Si La mort est un des risques du métier d’homme, comme l’écrivait feu Limonov en 2000, pour son premier Livre des morts, où il évoquait notamment Iossip Brodski (prix Nobel de littérature 1987) et Andy Warhol, parmi tant d’autres figures de sa vie vagabonde — on s’y habitue mal. Je garde l’image toute récente d’un grand vivant dévorant des Tempura  en dégustant un fameux Côte de Beaune sous mes yeux, de combien de projets possibles parlait-il — et il n’est plus là.
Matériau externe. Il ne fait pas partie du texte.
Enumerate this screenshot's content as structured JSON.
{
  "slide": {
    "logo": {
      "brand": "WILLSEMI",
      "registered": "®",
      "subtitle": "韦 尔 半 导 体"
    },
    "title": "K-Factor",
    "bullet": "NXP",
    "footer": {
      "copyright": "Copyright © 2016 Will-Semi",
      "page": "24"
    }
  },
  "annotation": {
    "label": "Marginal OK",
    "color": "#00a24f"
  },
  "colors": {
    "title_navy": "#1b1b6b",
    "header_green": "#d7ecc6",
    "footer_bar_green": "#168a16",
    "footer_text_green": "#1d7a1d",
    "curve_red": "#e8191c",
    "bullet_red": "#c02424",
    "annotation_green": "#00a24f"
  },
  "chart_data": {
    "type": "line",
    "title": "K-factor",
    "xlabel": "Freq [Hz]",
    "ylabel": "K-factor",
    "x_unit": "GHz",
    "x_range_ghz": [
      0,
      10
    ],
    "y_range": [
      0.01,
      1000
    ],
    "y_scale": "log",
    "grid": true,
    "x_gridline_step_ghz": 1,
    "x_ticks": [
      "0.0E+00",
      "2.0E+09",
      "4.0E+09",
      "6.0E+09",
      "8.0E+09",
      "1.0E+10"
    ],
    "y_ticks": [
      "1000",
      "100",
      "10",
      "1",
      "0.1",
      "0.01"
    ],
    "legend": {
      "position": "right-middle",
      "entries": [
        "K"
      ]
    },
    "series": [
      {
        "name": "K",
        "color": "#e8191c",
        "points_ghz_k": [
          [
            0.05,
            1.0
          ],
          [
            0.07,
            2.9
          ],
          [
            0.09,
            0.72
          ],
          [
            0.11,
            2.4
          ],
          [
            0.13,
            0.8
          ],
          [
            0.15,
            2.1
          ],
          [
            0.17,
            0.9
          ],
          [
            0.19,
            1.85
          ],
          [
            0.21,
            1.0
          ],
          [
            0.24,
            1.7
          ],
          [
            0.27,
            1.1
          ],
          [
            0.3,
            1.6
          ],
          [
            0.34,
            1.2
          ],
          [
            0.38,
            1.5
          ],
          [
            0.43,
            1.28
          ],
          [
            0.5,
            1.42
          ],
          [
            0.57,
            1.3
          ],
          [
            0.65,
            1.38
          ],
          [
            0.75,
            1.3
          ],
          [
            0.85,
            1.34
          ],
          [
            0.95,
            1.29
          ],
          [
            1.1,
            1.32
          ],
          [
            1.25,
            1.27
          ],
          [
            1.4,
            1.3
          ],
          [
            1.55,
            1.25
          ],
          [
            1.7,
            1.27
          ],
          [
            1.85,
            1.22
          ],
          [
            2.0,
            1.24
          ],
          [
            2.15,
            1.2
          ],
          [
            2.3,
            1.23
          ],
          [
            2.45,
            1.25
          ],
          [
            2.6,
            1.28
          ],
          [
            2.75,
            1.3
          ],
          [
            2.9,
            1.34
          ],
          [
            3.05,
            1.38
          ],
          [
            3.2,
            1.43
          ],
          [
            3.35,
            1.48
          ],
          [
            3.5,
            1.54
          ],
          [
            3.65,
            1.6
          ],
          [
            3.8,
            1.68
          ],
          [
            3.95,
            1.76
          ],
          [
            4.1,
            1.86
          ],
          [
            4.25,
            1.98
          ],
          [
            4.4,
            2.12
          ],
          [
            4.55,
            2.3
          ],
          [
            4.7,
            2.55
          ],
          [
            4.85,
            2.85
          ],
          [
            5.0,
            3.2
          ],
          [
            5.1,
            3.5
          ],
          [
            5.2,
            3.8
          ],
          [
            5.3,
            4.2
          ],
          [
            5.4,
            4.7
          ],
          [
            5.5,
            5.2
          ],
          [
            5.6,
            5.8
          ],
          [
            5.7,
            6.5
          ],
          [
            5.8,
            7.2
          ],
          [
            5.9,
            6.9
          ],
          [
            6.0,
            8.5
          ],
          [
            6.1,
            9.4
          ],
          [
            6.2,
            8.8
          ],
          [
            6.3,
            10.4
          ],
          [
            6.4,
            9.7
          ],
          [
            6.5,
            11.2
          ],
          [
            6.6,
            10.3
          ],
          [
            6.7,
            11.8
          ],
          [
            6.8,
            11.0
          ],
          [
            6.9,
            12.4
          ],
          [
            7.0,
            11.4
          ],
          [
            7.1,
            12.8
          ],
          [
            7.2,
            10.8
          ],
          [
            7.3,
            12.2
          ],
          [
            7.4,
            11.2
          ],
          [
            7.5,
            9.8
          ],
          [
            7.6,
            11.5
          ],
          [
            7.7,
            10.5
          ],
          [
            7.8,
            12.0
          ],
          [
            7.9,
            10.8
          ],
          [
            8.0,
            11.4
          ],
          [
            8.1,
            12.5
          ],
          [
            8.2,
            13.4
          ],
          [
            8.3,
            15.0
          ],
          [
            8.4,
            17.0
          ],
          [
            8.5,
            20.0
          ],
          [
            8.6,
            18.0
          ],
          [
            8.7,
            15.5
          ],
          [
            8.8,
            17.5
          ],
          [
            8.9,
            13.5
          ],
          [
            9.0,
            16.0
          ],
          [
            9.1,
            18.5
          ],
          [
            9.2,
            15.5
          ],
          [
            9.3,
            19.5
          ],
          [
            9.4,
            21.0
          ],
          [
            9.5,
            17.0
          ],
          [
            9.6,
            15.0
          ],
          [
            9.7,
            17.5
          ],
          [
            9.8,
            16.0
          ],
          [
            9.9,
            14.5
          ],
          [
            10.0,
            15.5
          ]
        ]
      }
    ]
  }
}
Cette tristesse impossible à dissiper, disait encore mon cher Essenine… fût-ce pour un virtuel inconnu, comme un écho à tous les deuils.
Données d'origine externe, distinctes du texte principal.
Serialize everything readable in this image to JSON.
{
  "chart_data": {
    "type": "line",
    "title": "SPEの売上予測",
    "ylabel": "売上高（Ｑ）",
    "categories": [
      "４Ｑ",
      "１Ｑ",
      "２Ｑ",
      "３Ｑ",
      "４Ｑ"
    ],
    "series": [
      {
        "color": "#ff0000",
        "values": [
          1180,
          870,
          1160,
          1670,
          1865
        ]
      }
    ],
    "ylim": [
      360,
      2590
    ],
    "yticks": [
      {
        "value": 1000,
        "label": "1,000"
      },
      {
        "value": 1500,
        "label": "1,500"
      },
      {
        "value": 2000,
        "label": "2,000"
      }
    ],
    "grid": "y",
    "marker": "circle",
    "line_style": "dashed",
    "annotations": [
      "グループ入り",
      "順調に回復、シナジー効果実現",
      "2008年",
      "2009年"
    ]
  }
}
Thierry Marignac, fin décembre 2021.

21.6.21

Naître Personne de Albert Likhanov

 




    Il y a quelques semaines, dans une totale « discrétion » de la valetaille médiatique, est paru chez La Manufacture de livres l’excellent roman « Naître Personne » d’Albert Likhanov, qui raconte le recrutement par un gangster d’un orphelin dans les effroyables années 1990 — que la même idéologie occidentale cherche à ensevelir dans le silence, pour qu’on ne cherche surtout pas les racines du rejet global d’une Euro-Amérique prédatrice dans une partie significative de la population russe. 
    Un ami, Benjamin de Surmont, auteur de l’excellent blog Dada-spontex m’envoie le message suivant au sujet de ce livre : 

    Cher Thierry, 
    J’ai lu ce qui me semble être ta dernière traduction à La Manufacture de livres,  Naître personne. Je m’attendais, en commençant ce « témoignage », à un document du genre de Banditsky, à un texte journalistique (le nom de Likhanov m’était inconnu). Autant te dire que j’ai été soufflé ! Évidemment, l’histoire est passionnante mais on est loin, très loin, des polars sur la mafia russe. Les descriptions psychologiques, très fines, et les décrochages poétiques (les paroles des chansons !) élèvent ce livre à un autre niveau. Je ne sais pas si c’est toi qui a eu l'idée de traduire et éditer ce bouquin mais je trouve que c’était un excellent choix ! 
     
    En effet, Likhanov ayant dirigé le Fonds Russe pour l’Enfance, il a eu toutes les possibilités d’examiner la situation dans ces années 90 de sinistre mémoire, sans caricaturer. L’orphelinat qu’il dépeint est loin d’être un paradis, exil froid et sans âme, sans être un enfer pédophile comme il est de coutume de décrire, après les révélations multiples concernant l’église catholique en Irlande ou au Québec. De même sa connaissance des milieux criminels et son savoir-faire de conteur soviet, lui permettent de décrire très exactement le recrutement dans une bande de racketeurs tel qu’il se pratiquait alors en prison, dans la rue, dans un orphelinat… Chez les voleurs dans la loi
     Un tableau à mille lieux des clichés de la propagande médiatique occidentale dans sa bave haineuse et son ordre du jour — qui donne un certain nombre de clés sur la Russie d’aujourd’hui, sans être complaisant. 
     Thierry Marignac, juin 2021

Naître personne, Manufacture de livres, Albert Likhanov, traduit par Thierry Marignac, 362 pages, 20,90 €.